Pass the smelling salts

1886
pass-the-smelling-salts

Oh dear, I think I'm having an attack of the vapours. I find myself actually agreeing with Madeleine Bunting. This really isn't something that should happen to any self-respecting policy wonk. She's talking about why the Scandanavian system works (as it does to an extent) for Scandanavians but doesn't for others.

Brown's thought-provoking book on Sweden, Fishing in Utopia, explores how this powerful social fabric has been eroding over the past 25 years. He argues that a set of social relations born from Calvinist protestantism and the intense interdependence of small rural communities is unlikely to outlast the decline of both. Consumerism is a direct challenge to the ingrained self-restraint of countries whose grinding peasant poverty is only at a couple of generations' remove.

Given that we and other industrialised nations haven't been in grinding peasant poverty for many more than a couple of generations, it's not all that surprising that we don't still feel that intense interdependence. As noted there as well, it's highly likely that the Scandanavians won't feel it for much longer either.

I've long been of the opinion that this sort of high tax, all encompassing social democracy wouldn't work in in the UK anyway: normally on the grounds of scale. What might work in an homogenous nation of 5 million (as Denmark) won't scale up to a heteregeneous one of 60 million like the UK. The feeling of all of us in this together just simply isn't strong enough to extend to that large a group of people, certainly not to the point that the tax levels required would gain public acceptance.

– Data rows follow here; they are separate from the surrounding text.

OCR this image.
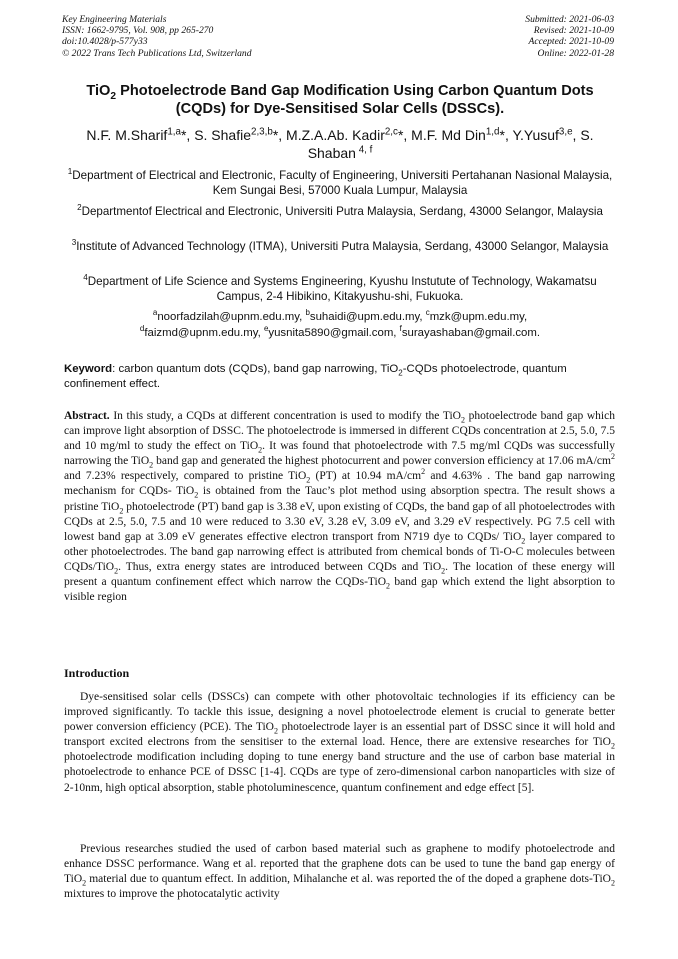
Key Engineering Materials
ISSN: 1662-9795, Vol. 908, pp 265-270
doi:10.4028/p-577y33
© 2022 Trans Tech Publications Ltd, Switzerland
Submitted: 2021-06-03
Revised: 2021-10-09
Accepted: 2021-10-09
Online: 2022-01-28
TiO$_2$ Photoelectrode Band Gap Modification Using Carbon Quantum Dots (CQDs) for Dye-Sensitised Solar Cells (DSSCs).
N.F. M.Sharif$^{1,a}$*, S. Shafie$^{2,3,b}$*, M.Z.A.Ab. Kadir$^{2,c}$*, M.F. Md Din$^{1,d}$*, Y.Yusuf$^{3,e}$, S. Shaban $^{4, f}$
$^1$Department of Electrical and Electronic, Faculty of Engineering, Universiti Pertahanan Nasional Malaysia, Kem Sungai Besi, 57000 Kuala Lumpur, Malaysia
$^2$Departmentof Electrical and Electronic, Universiti Putra Malaysia, Serdang, 43000 Selangor, Malaysia
$^3$Institute of Advanced Technology (ITMA), Universiti Putra Malaysia, Serdang, 43000 Selangor, Malaysia
$^4$Department of Life Science and Systems Engineering, Kyushu Instutute of Technology, Wakamatsu Campus, 2-4 Hibikino, Kitakyushu-shi, Fukuoka.
$^a$noorfadzilah@upnm.edu.my, $^b$suhaidi@upm.edu.my, $^c$mzk@upm.edu.my,
$^d$faizmd@upnm.edu.my, $^e$yusnita5890@gmail.com, $^f$surayashaban@gmail.com.
Keyword: carbon quantum dots (CQDs), band gap narrowing, TiO$_2$-CQDs photoelectrode, quantum confinement effect.
Abstract. In this study, a CQDs at different concentration is used to modify the TiO$_2$ photoelectrode band gap which can improve light absorption of DSSC. The photoelectrode is immersed in different CQDs concentration at 2.5, 5.0, 7.5 and 10 mg/ml to study the effect on TiO$_2$. It was found that photoelectrode with 7.5 mg/ml CQDs was successfully narrowing the TiO$_2$ band gap and generated the highest photocurrent and power conversion efficiency at 17.06 $mA/cm^2$ and 7.23% respectively, compared to pristine TiO$_2$ (PT) at 10.94 $mA/cm^2$ and 4.63% . The band gap narrowing mechanism for CQDs- TiO$_2$ is obtained from the Tauc’s plot method using absorption spectra. The result shows a pristine TiO$_2$ photoelectrode (PT) band gap is 3.38 eV, upon existing of CQDs, the band gap of all photoelectrodes with CQDs at 2.5, 5.0, 7.5 and 10 were reduced to 3.30 eV, 3.28 eV, 3.09 eV, and 3.29 eV respectively. PG 7.5 cell with lowest band gap at 3.09 eV generates effective electron transport from N719 dye to CQDs/ TiO$_2$ layer compared to other photoelectrodes. The band gap narrowing effect is attributed from chemical bonds of Ti-O-C molecules between CQDs/TiO$_2$. Thus, extra energy states are introduced between CQDs and TiO$_2$. The location of these energy will present a quantum confinement effect which narrow the CQDs-TiO$_2$ band gap which extend the light absorption to visible region
Introduction
Dye-sensitised solar cells (DSSCs) can compete with other photovoltaic technologies if its efficiency can be improved significantly. To tackle this issue, designing a novel photoelectrode element is crucial to generate better power conversion efficiency (PCE). The TiO$_2$ photoelectrode layer is an essential part of DSSC since it will hold and transport excited electrons from the sensitiser to the external load. Hence, there are extensive researches for TiO$_2$ photoelectrode modification including doping to tune energy band structure and the use of carbon base material in photoelectrode to enhance PCE of DSSC [1-4]. CQDs are type of zero-dimensional carbon nanoparticles with size of 2-10nm, high optical absorption, stable photoluminescence, quantum confinement and edge effect [5].
Previous researches studied the used of carbon based material such as graphene to modify photoelectrode and enhance DSSC performance. Wang et al. reported that the graphene dots can be used to tune the band gap energy of TiO$_2$ material due to quantum effect. In addition, Mihalanche et al. was reported the of the doped a graphene dots-TiO$_2$ mixtures to improve the photocatalytic activity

One Swede in Brown's book talks about the need for 100% "social control" in which "everyone works together": you could call it consensual authoritarianism, and it is profoundly foreign to most Britons. Despite the persistent illusions of the liberal left, it's part of why the Scandinavian welfare state has been one of the region's least successful exports.

That authoritarianism isn't just foreign to most Britons, it seems to be common to those who are more than a couple of generations away from grinding peasant poverty. We might thus say that far from social democracy being the goal, is simply a stage to be passed through on the route to a wealthy capitalist and liberal society.